In a statement released Tuesday before the president's speech, Trump called Philadelphia a "cesspool of corruption," and spoke out in favor of an effort in the Pennsylvania Legislature to conduct an audit of the 2020 election results.
"Joe Biden is going to Pennsylvania today in a rush in order to stop the Forensic Audit that the Pennsylvania Republican Senate is in the process of doing," he wrote, in part.
The state's election results were already audited — twice in most counties — with no evidence of significant fraud.
The president also referred to the push from some GOP legislators to change who can officially count votes.
"It's about who gets to count the vote. Who gets to count whether or not your vote counted at all. Moving from independent election administrators who work for the people to polarizing state legislators," he said.
"It's the most dangerous threat to voting ... in our history," he said, calling such GOP-led election policy moves "election subversion."

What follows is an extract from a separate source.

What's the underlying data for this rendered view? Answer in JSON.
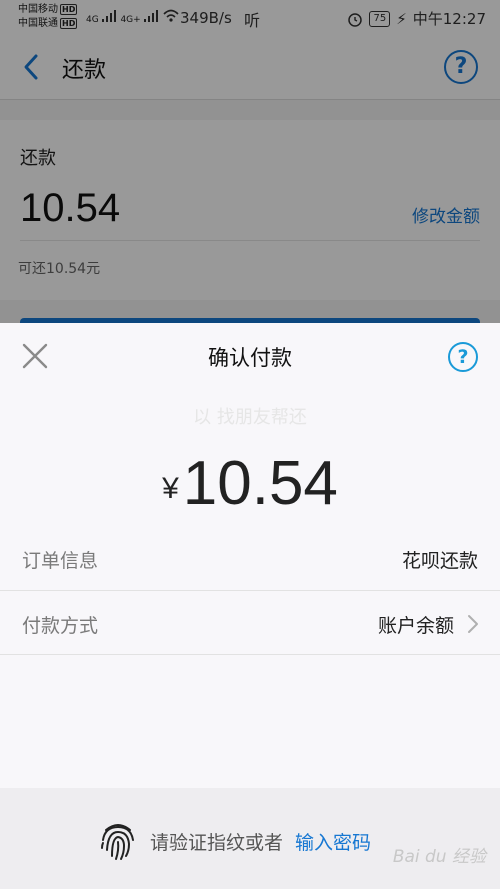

Democrats in Washington have already tried to respond with a sweeping voting and elections bill that Senate Republicans blocked. Most Republicans have similarly dismissed a separate bill, the John Lewis Voting Rights Advancement Act, which would restore sections of the Voting Rights Act that the Supreme Court had previously weakened.
Biden made a fiery appeal for the passage of both bills, saying that "guaranteeing the right to vote is the most patriotic thing we can do."
Those roadblocks have increased focus on the Senate filibuster, which, if left in place, would seem to provide an insurmountable roadblock to the pair of voting rights overhaul measures pending in Congress. Republicans have been unanimous in their opposition, and it would take the elimination or at least modification of the filibuster for the bills to have a chance at passage.
Moderate Democrats like Sen. Joe Manchin of West Virginia and Sen. Kyrsten Sinema of Arizona so far have expressed reluctance to changing the Senate tradition. The voting bills have little other chance of passage in a body that is a 50-50 deadlock, with Vice President Kamala Harris breaking the tie.
Many Democrats have expressed frustration with the lack of White House push to reform the filibuster, with civil rights activists stressing that Biden was elected with broad support from Black people whose votes are often put at risk by voting restrictions. House Majority Whip Jim Clyburn, a longtime Biden ally, urged this week that the filibuster be modified for voting rights legislation.
Biden, a veteran of the Senate, has offered some support for filibuster changes but has not put his political weight behind the issue. He and Harris, who is leading the administration's efforts on voting rights, met last week with some of the civil rights leaders, who made clear that they expected a legislative solution.
"Our backs are against the wall. This is the moment. We have no more time," said Sherrilyn Ifill, president of the NAACP Legal Defense Fund, after the meeting. "I told the president: We will not be able to litigate our way out of this threat to Black citizenship."
Although not abandoning hope of a legislative solution, the West Wing has been shifting focus to other measures to protect the vote, including legal remedies pursued by the Justice Department and in individual states, according to the officials. There also will be an emphasis on boosting voter turnout, with aides pointing to the successes Democrats had in getting out votes last year during the height of the pandemic.
Officials concede, though, that turning out voters is always harder in a nonpresidential election year. Some frustrated aides, seeing the reality in the Senate, believe too much of a focus has been placed on federal legislative measures and think that civic and business groups can also play a role in fighting the voting restrictions, noting that an outcry in Georgia helped water down some of the GOP's proposed plans.